For the plaintiff, it was answered, that St. 4 & 5 Anne, c. 27, which is in force in this state, allows one joint tenant, or tenant in common, to sue the other as bailiff; and therefore, it is not necessary to state that the receipt was on joint account, but that it was received as bailiff. 7 Co. Inst. 199.

Ingersoll, Chauncey & Dallas, for plaintiff.

Hare, Hopkinson & Tilghman, for defendant.

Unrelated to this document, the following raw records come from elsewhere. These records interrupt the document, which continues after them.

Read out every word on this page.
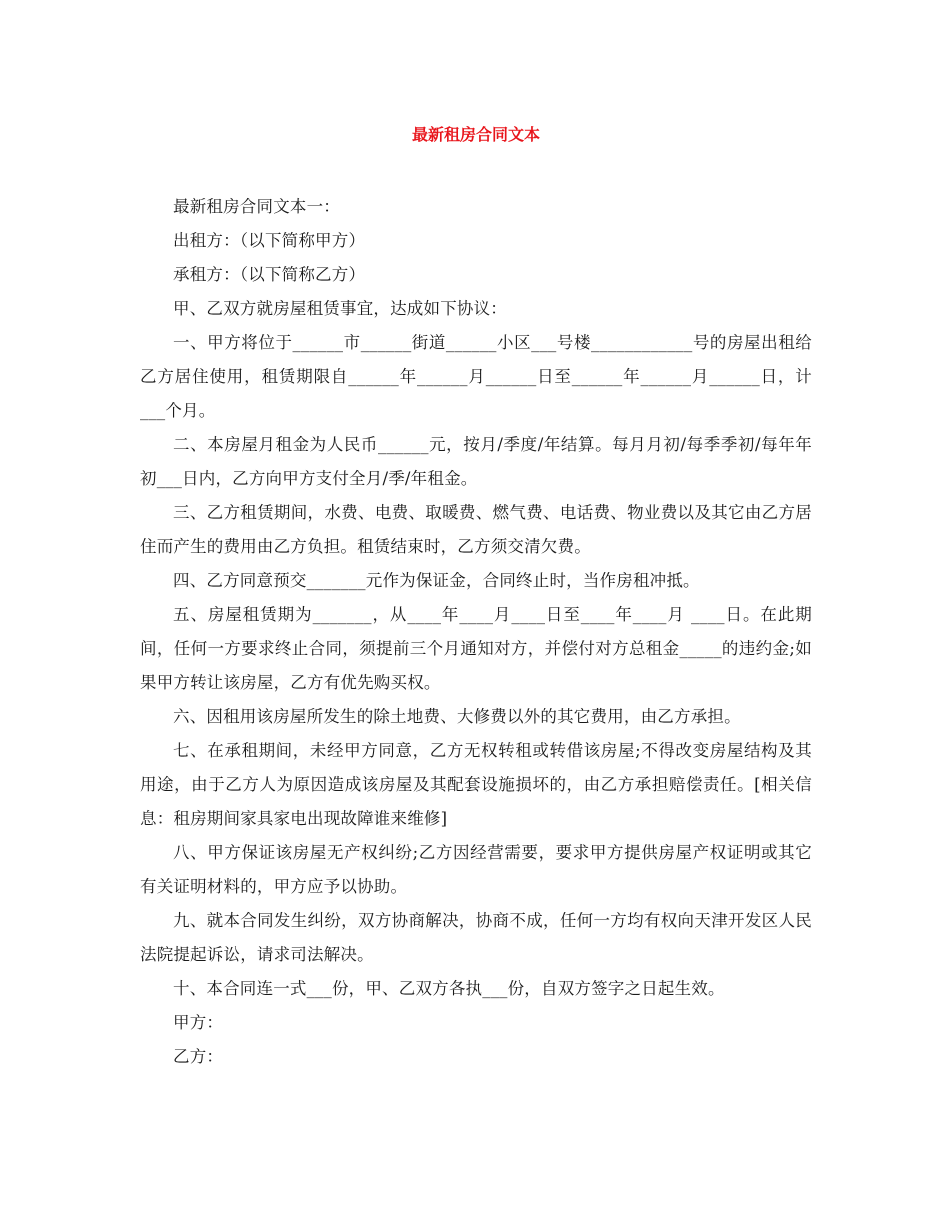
最新租房合同文本

最新租房合同文本一：

出租方：（以下简称甲方）

承租方：（以下简称乙方）

甲、乙双方就房屋租赁事宜，达成如下协议：

一、甲方将位于______市______街道______小区___号楼____________号的房屋出租给乙方居住使用，租赁期限自______年______月______日至______年______月______日，计___个月。

二、本房屋月租金为人民币______元，按月/季度/年结算。每月月初/每季季初/每年年初___日内，乙方向甲方支付全月/季/年租金。

三、乙方租赁期间，水费、电费、取暖费、燃气费、电话费、物业费以及其它由乙方居住而产生的费用由乙方负担。租赁结束时，乙方须交清欠费。

四、乙方同意预交_______元作为保证金，合同终止时，当作房租冲抵。

五、房屋租赁期为_______，从____年____月____日至____年____月 ____日。在此期间，任何一方要求终止合同，须提前三个月通知对方，并偿付对方总租金_____的违约金;如果甲方转让该房屋，乙方有优先购买权。

六、因租用该房屋所发生的除土地费、大修费以外的其它费用，由乙方承担。

七、在承租期间，未经甲方同意，乙方无权转租或转借该房屋;不得改变房屋结构及其用途，由于乙方人为原因造成该房屋及其配套设施损坏的，由乙方承担赔偿责任。[相关信息：租房期间家具家电出现故障谁来维修]

八、甲方保证该房屋无产权纠纷;乙方因经营需要，要求甲方提供房屋产权证明或其它有关证明材料的，甲方应予以协助。

九、就本合同发生纠纷，双方协商解决，协商不成，任何一方均有权向天津开发区人民法院提起诉讼，请求司法解决。

十、本合同连一式___份，甲、乙双方各执___份，自双方签字之日起生效。

甲方：

乙方：
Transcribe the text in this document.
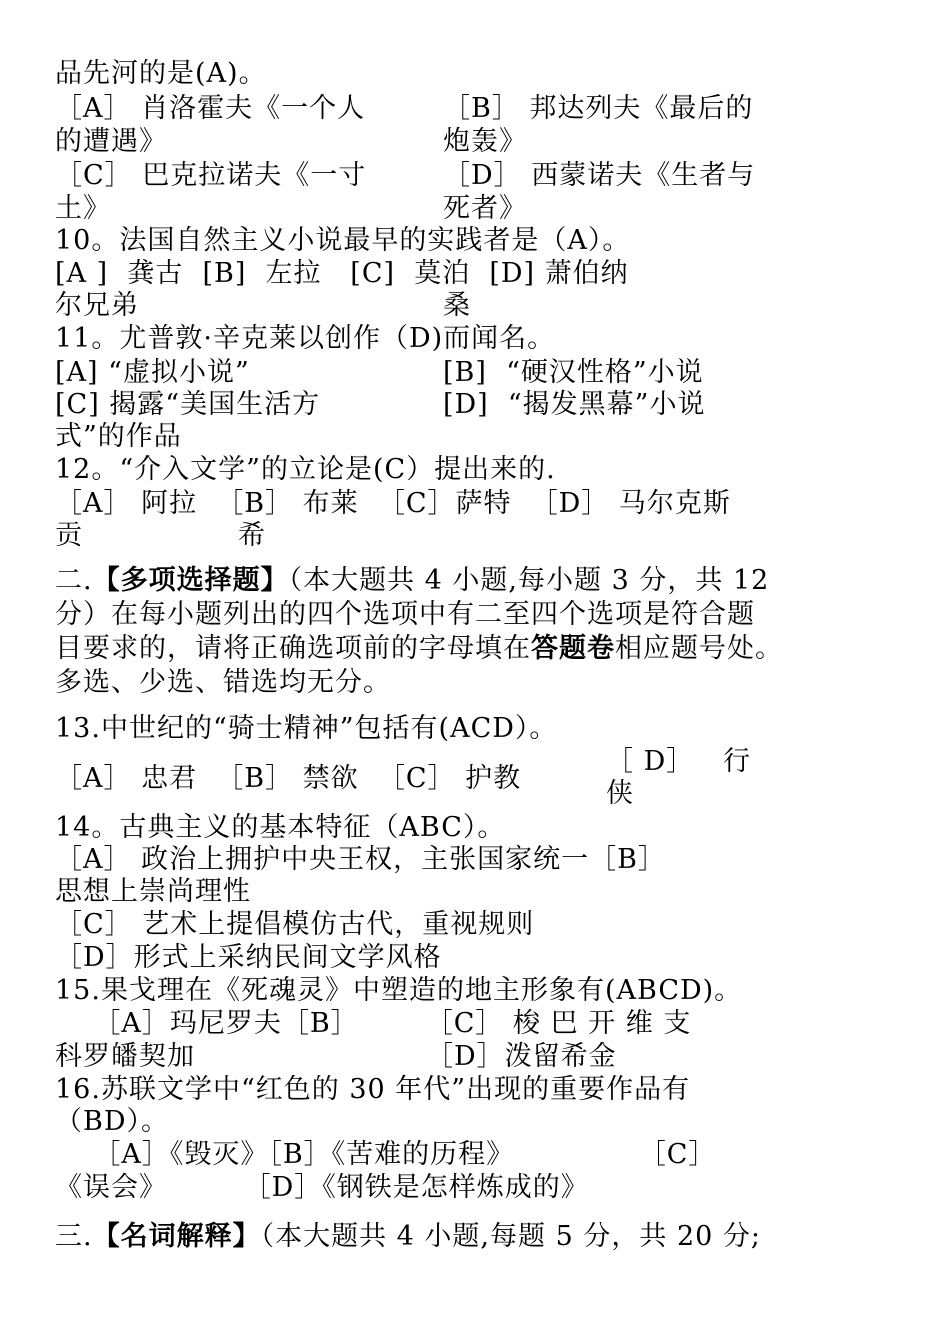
品先河的是(A)。
［A］ 肖洛霍夫《一个人	［B］ 邦达列夫《最后的
的遭遇》	炮轰》
［C］ 巴克拉诺夫《一寸	［D］ 西蒙诺夫《生者与
土》	死者》
10。法国自然主义小说最早的实践者是（A）。
[A ]  龚古  [B]  左拉   [C]  莫泊  [D] 萧伯纳
尔兄弟	桑
11。尤普敦·辛克莱以创作（D)而闻名。
[A] “虚拟小说”	[B]  “硬汉性格”小说
[C] 揭露“美国生活方	[D]  “揭发黑幕”小说
式”的作品
12。“介入文学”的立论是(C）提出来的.
［A］ 阿拉  ［B］ 布莱  ［C］萨特  ［D］ 马尔克斯
贡	希
二.【多项选择题】（本大题共 4 小题,每小题 3 分，共 12
分）在每小题列出的四个选项中有二至四个选项是符合题
目要求的，请将正确选项前的字母填在答题卷相应题号处。
多选、少选、错选均无分。
13.中世纪的“骑士精神”包括有(ACD）。
［A］ 忠君  ［B］ 禁欲  ［C］ 护教
［ D］   行
侠
14。古典主义的基本特征（ABC）。
［A］ 政治上拥护中央王权，主张国家统一［B］
思想上崇尚理性
［C］ 艺术上提倡模仿古代，重视规则
［D］形式上采纳民间文学风格
15.果戈理在《死魂灵》中塑造的地主形象有(ABCD)。
［A］玛尼罗夫［B］       ［C］ 梭 巴 开 维 支
科罗皤契加	［D］泼留希金
16.苏联文学中“红色的 30 年代”出现的重要作品有
（BD）。
［A］《毁灭》［B］《苦难的历程》             ［C］
《误会》        ［D］《钢铁是怎样炼成的》
三.【名词解释】（本大题共 4 小题,每题 5 分，共 20 分;
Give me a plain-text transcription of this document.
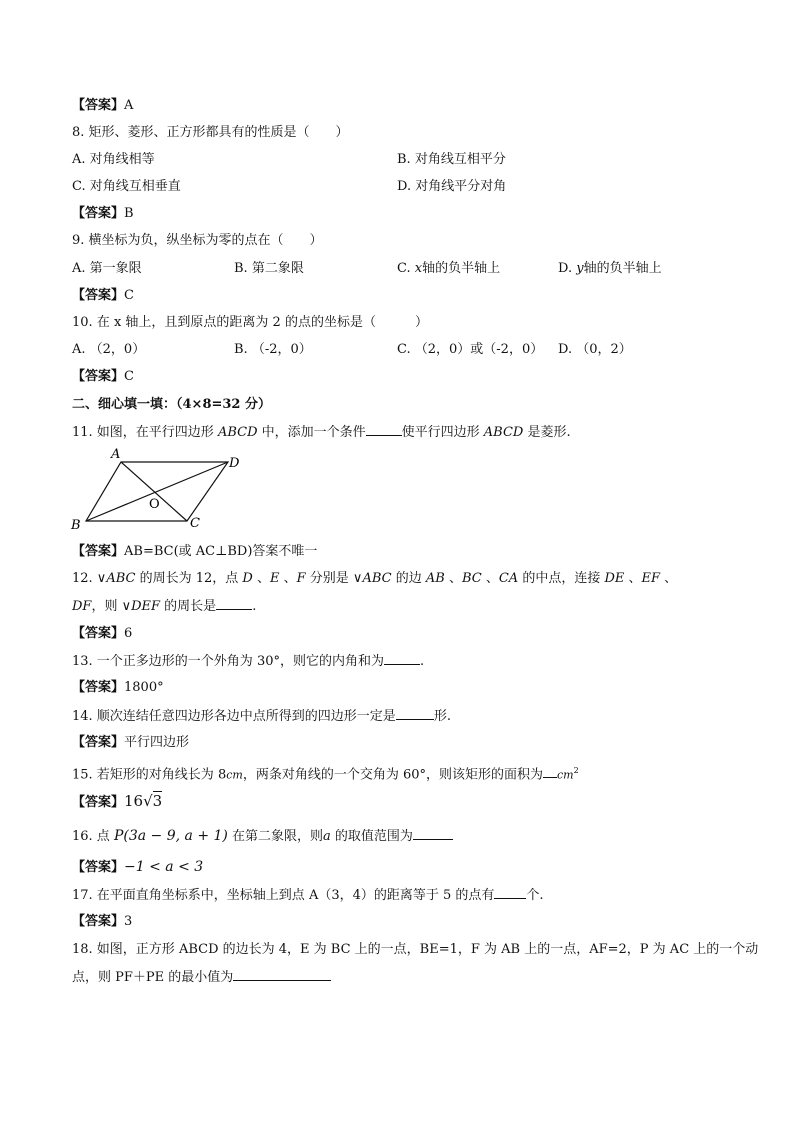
【答案】A
8. 矩形、菱形、正方形都具有的性质是（　　）
A. 对角线相等	B. 对角线互相平分
C. 对角线互相垂直	D. 对角线平分对角
【答案】B
9. 横坐标为负，纵坐标为零的点在（　　）
A. 第一象限	B. 第二象限	C. x轴的负半轴上	D. y轴的负半轴上
【答案】C
10. 在 x 轴上，且到原点的距离为 2 的点的坐标是（　　　）
A. （2，0）	B. （-2，0）	C. （2，0）或（-2，0） D. （0，2）
【答案】C
二、细心填一填：（4×8=32 分）
11. 如图，在平行四边形 ABCD 中，添加一个条件	使平行四边形 ABCD 是菱形.
A
D
B	C
O
【答案】AB=BC(或 AC⊥BD)答案不唯一
12. ∨ABC 的周长为 12，点 D 、E 、F 分别是 ∨ABC 的边 AB 、BC 、CA 的中点，连接 DE 、EF 、
DF，则 ∨DEF 的周长是	.
【答案】6
13. 一个正多边形的一个外角为 30°，则它的内角和为	.
【答案】1800°
14. 顺次连结任意四边形各边中点所得到的四边形一定是	形.
【答案】平行四边形
15. 若矩形的对角线长为 8cm，两条对角线的一个交角为 60°，则该矩形的面积为 $cm^2$
【答案】16√3
16. 点 P(3a − 9, a + 1) 在第二象限，则a 的取值范围为
【答案】−1 < a < 3
17. 在平面直角坐标系中，坐标轴上到点 A（3，4）的距离等于 5 的点有 个.
【答案】3
18. 如图，正方形 ABCD 的边长为 4，E 为 BC 上的一点，BE=1，F 为 AB 上的一点，AF=2，P 为 AC 上的一个动
点，则 PF＋PE 的最小值为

WASHINGTON, Circuit Justice. The objection to the recovery is, that the declaration charges the defendant as bailiff of certain goods belonging to the plaintiff, to make profit of for the plaintiff; and as receiver of certain sums, by the hands of A, B and C, being the money of the plaintiff, to whom he was to render an account; and has given in evidence sums of money received by the hands, not of the persons mentioned in the declaration, but of a person not named there; and these sums, so received, not the money of the plaintiff, but the money of the partners, and received on joint account. The allegata and probata, therefore, are totally at variance with each other; and the defendant's only remedy is by moving for a nonsuit. The declaration states a case at common law; and a case of one tenant in common suing another is proved. If the plaintiff meant to proceed upon the statute, he should have stated his case truly, and that the money was received on joint account, by the hands of the person who really received it. This appears by the case from [James v. Browne] 1 Dall. [1 U. S.] 339, where it was decided, that if the proof established the receipt from one of the persons named in the declaration it would be sufficient. But in this case, no proof has been given going even so far as that, and in that case the receipt was stated to be on joint account. Besides, the court, in that case, gave the most liberal construction to the statute, in consequence of the want of chancery jurisdiction in the state. This court has chancery jurisdiction. The plaintiff, therefore, must be called. Nonsuit.

The defendant produced certain papers, which the plaintiff had given notice would be required at the trial; but prayed the opinion of the court, if he was obliged to show them to the plaintiff, until he declared his intention to read them in evidence.

BY THE COURT. The plaintiff has no right to see the contents of these papers, but on this condition.